Delanda's article takes me back to the not-so-distant past (September 4th) and our reading of Paul Edwards' work "“Why Build Computers? The Military Role in Computer Research." This reading seems to cover similar themes concerning automation/interactivity concerns....

Early on in the Edwards piece is an account about complex sensors on the Ho Chi Minh trail that were used to dispatch airplanes to attack spots where the sensors had detected some form of trouble. The trouble turned out to be something the military with all its machines and might couldn't easily detect - "The guerrillas had simply learned to confuse the American sensors with tape-recorded truck noises, bags of urine, and other decoys, provoking the release of countless tons of bombs onto empty jungle corridors which they then traversed at their leisure," (p. 4).

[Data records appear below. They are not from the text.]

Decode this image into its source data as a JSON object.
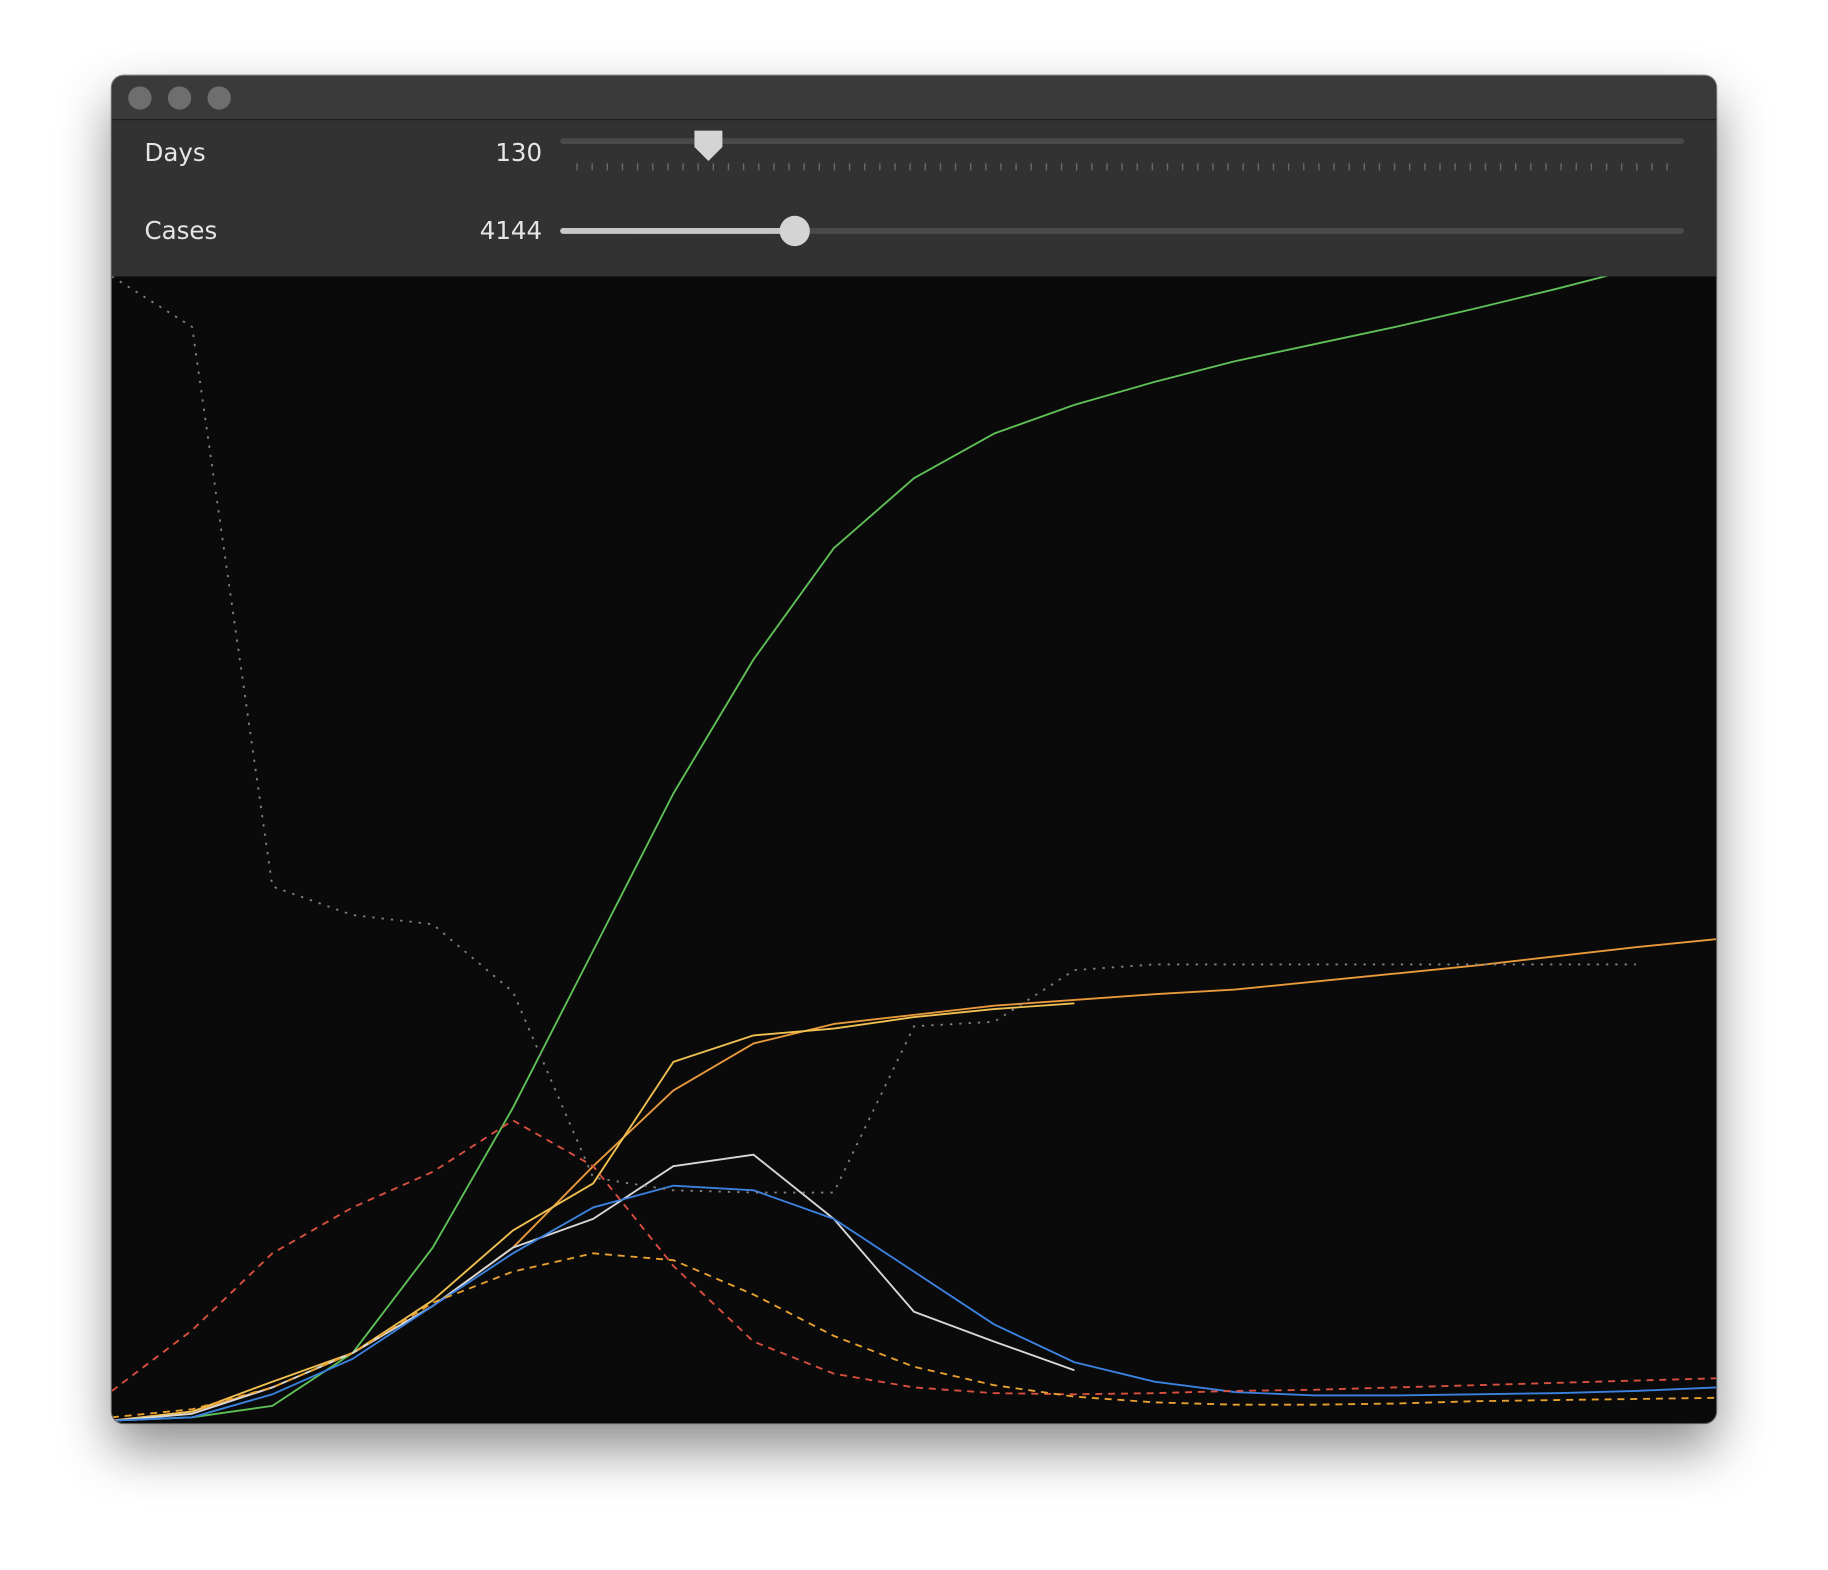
{
  "controls": [
    {
      "label": "Days",
      "value": 130,
      "range": [
        0,
        1000
      ],
      "tick_count": 73
    },
    {
      "label": "Cases",
      "value": 4144,
      "range": [
        0,
        20000
      ]
    }
  ],
  "chart_data": {
    "type": "line",
    "x": [
      0,
      5,
      10,
      15,
      20,
      25,
      30,
      35,
      40,
      45,
      50,
      55,
      60,
      65,
      70,
      75,
      80,
      85,
      90,
      95,
      100
    ],
    "xlim": [
      0,
      100
    ],
    "ylim": [
      0,
      100
    ],
    "series": [
      {
        "color": "#5fc157",
        "dash": "solid",
        "values": [
          0.2,
          0.5,
          1.5,
          6.1,
          15.3,
          27.5,
          41.2,
          54.9,
          66.6,
          76.3,
          82.4,
          86.3,
          88.8,
          90.8,
          92.6,
          94.1,
          95.6,
          97.2,
          98.9,
          100.7,
          102.5
        ]
      },
      {
        "color": "#e89a3c",
        "dash": "solid",
        "values": [
          0.2,
          1,
          3.1,
          6.1,
          10.2,
          15.3,
          22.4,
          29,
          33.1,
          34.8,
          35.6,
          36.4,
          36.9,
          37.4,
          37.8,
          38.5,
          39.2,
          39.9,
          40.7,
          41.5,
          42.2
        ]
      },
      {
        "color": "#f0c050",
        "dash": "solid",
        "values": [
          0.2,
          1,
          3.6,
          6.1,
          10.7,
          16.8,
          20.9,
          31.5,
          33.8,
          34.4,
          35.4,
          36.1,
          36.6,
          null,
          null,
          null,
          null,
          null,
          null,
          null,
          null
        ]
      },
      {
        "color": "#d8d8d8",
        "dash": "solid",
        "values": [
          0.2,
          0.8,
          3.1,
          6.1,
          10.2,
          15.3,
          17.8,
          22.4,
          23.4,
          17.8,
          9.7,
          7.1,
          4.6,
          null,
          null,
          null,
          null,
          null,
          null,
          null,
          null
        ]
      },
      {
        "color": "#3b82e0",
        "dash": "solid",
        "values": [
          0.2,
          0.5,
          2.5,
          5.6,
          10.2,
          14.8,
          18.8,
          20.7,
          20.3,
          17.8,
          13.2,
          8.6,
          5.3,
          3.6,
          2.7,
          2.4,
          2.4,
          2.5,
          2.6,
          2.8,
          3.1
        ]
      },
      {
        "color": "#d9503f",
        "dash": "dashed",
        "values": [
          2.8,
          8.1,
          14.8,
          18.8,
          21.9,
          26.4,
          22.4,
          13.7,
          7.1,
          4.3,
          3.1,
          2.6,
          2.5,
          2.6,
          2.8,
          2.9,
          3.1,
          3.3,
          3.5,
          3.7,
          3.9
        ]
      },
      {
        "color": "#e8a030",
        "dash": "dashed",
        "values": [
          0.5,
          1.2,
          3.1,
          6.1,
          10.5,
          13.2,
          14.8,
          14.2,
          11.2,
          7.6,
          4.9,
          3.3,
          2.3,
          1.8,
          1.6,
          1.6,
          1.7,
          1.9,
          2,
          2.1,
          2.2
        ]
      },
      {
        "color": "#808080",
        "dash": "dotted",
        "values": [
          100,
          95.6,
          46.8,
          44.3,
          43.5,
          37.6,
          21.4,
          20.3,
          20.1,
          20.1,
          34.6,
          35,
          39.5,
          40,
          40,
          40,
          40,
          40,
          40,
          40,
          null
        ]
      }
    ]
  }
}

Delanda's oppositions and the construction of military machines reminds me of the "Boids" we discussed in class. Following very simple rules the system is able to simulate complex behaviors. Delanda seems to state that future development of military machines will leave the only window of hope to come from hackers and visionaries. Well, what about IED's?

Improvised Explosive Devices (IED's for short), have been readily used in the resistance to the current occupation in Iraq. According to the Washington Post, 63% of U.S. deaths in Iraq have been killed by IED's. "They [IED's] now account for nearly two-thirds of military deaths from hostile actions in Iraq, and slightly less than half in Afghanistan."

IED's, bags of urine, recordings of truck noises...How do these "guerrilla" tactics fit in with the picture Delanda paints?

Well, and maybe these examples don't exactly fit in with what Delanda discusses concerning the development of military intelligence. It strikes me that these simple machines (IED's and bags of urine) do so well to subvert a highly mechanized and even computerized army.